Thanks Johannes. I love the idea of seeing how much a trailer can carry (more than an elephant, dare I ask?). And what they can't carry. This all makes me think too of the wonderful Onion News Network piece about the planned adaptation of the Iron Man trailer into a full, feature-length film

Love your work, Jonathan, but like Johannes, I'd urge a bit more refining of categories here. It's great that you're pushing us to reconfigure what we mean by "text," and provocatively suggesting that text and paratext are one. But can we argue, for example, that students who read only the reviews know the literary text? Yes, those short takes constitute THEIR textual knowledge, but don't we have to distinguish varieties of our overarching term "text" in these cases? (I like that you at least call it 'a' text at the end.) But after all, your own careful reading of Genette revealed the "Orientalist spectacle" that you might not know about through internet summaries or reviews--that primary text is necessary. Even if we hate paratexts like the C Me Dance trailer, don't we need someone to do the work of analyzing the whole messy text to be accurate about what's going on there? Yes, the trailer "creates a text that has meaning for [you]," but can this be conflated with the movie text? You, as a poaching reader, say "basta" after viewing the trailer; great example of how readers in fact create texts. But we still need a term for the species of text that is the movie--that for you is a text not actualized, a potentiality.

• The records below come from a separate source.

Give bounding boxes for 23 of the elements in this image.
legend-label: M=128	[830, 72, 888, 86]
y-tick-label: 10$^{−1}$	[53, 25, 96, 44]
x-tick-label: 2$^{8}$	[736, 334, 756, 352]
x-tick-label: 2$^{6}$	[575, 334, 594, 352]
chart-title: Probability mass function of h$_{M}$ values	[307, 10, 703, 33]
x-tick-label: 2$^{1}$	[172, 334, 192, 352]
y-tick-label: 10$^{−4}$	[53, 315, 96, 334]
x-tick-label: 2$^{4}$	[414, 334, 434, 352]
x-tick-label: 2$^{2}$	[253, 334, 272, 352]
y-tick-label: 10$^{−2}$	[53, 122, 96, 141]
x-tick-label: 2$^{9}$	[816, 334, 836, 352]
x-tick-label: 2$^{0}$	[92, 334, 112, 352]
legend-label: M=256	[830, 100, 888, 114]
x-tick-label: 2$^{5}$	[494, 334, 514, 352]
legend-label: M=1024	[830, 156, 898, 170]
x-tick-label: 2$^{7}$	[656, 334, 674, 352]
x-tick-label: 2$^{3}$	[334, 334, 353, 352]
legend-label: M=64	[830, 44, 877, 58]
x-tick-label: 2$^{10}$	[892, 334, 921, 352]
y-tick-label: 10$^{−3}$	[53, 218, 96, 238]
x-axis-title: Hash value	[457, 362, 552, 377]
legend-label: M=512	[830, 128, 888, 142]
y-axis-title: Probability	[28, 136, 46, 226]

I agree that some paratexts are not really paratexts, so linked are they to the primary text. I've argued this about Junot Diaz's footnotes in The Brief Wondrous Life of Oscar Wao, despite their position at the bottom of the page. Here I would agree, as you say, the paratext has lost its function as a paratext but now this has occurred because of substitution--it was enough for you. But trailers, although strongly linked rhetorically and on multiple levels to films, are still separate, albeit interlinked entities. So let's work on some subcategories of the term "text"to analyze our way around this minefield, while still keeping your point about the overlapping textuality in your actualization of this trailer text. "Anterior text" or "pre-text" are iffy because chronological distinctions are being effaced in both consumption and production. "Primary" perhaps? You could argue that primary and secondary are reversed here for you as a viewer. Let's find some terms that help us to distinguish levels of textual interaction, rather than the increasingly amorphous word "text."

Ellen, thanks. But I think Barthes' work-text distinction offers us the answer. Sure, a student who has only read a review hasn't read the *work*, but for them the review is the *text*. Part of this stems, though, from my own interest in analyzing textuality, which is to understand what work texts do in society. Thus, my interest is in what version(s) of the text are picked up by popular culture and audiences, an interest which ultimately doesn't mind too much whether the audience is reading it "wrong", "incorrectly," and/or insufficiently. Take Twilight, for instance, or The Hobbit, both of which mean a variety of things to popular culture, and serve certain roles and purposes, many of which stem from trailers and hype by large number of "audiences" who aren't watching the films or reading the books, nor will they ever do so. It could be easy to write those readings off as "wrong," but if thousands or millions of people are creating meanings about those films based on those paratexts, then the text for a great many people is entirely paratextually-generated. The work itself will often enjoy special treatment and a special place at the top of a value hierarchy, but only for some viewers.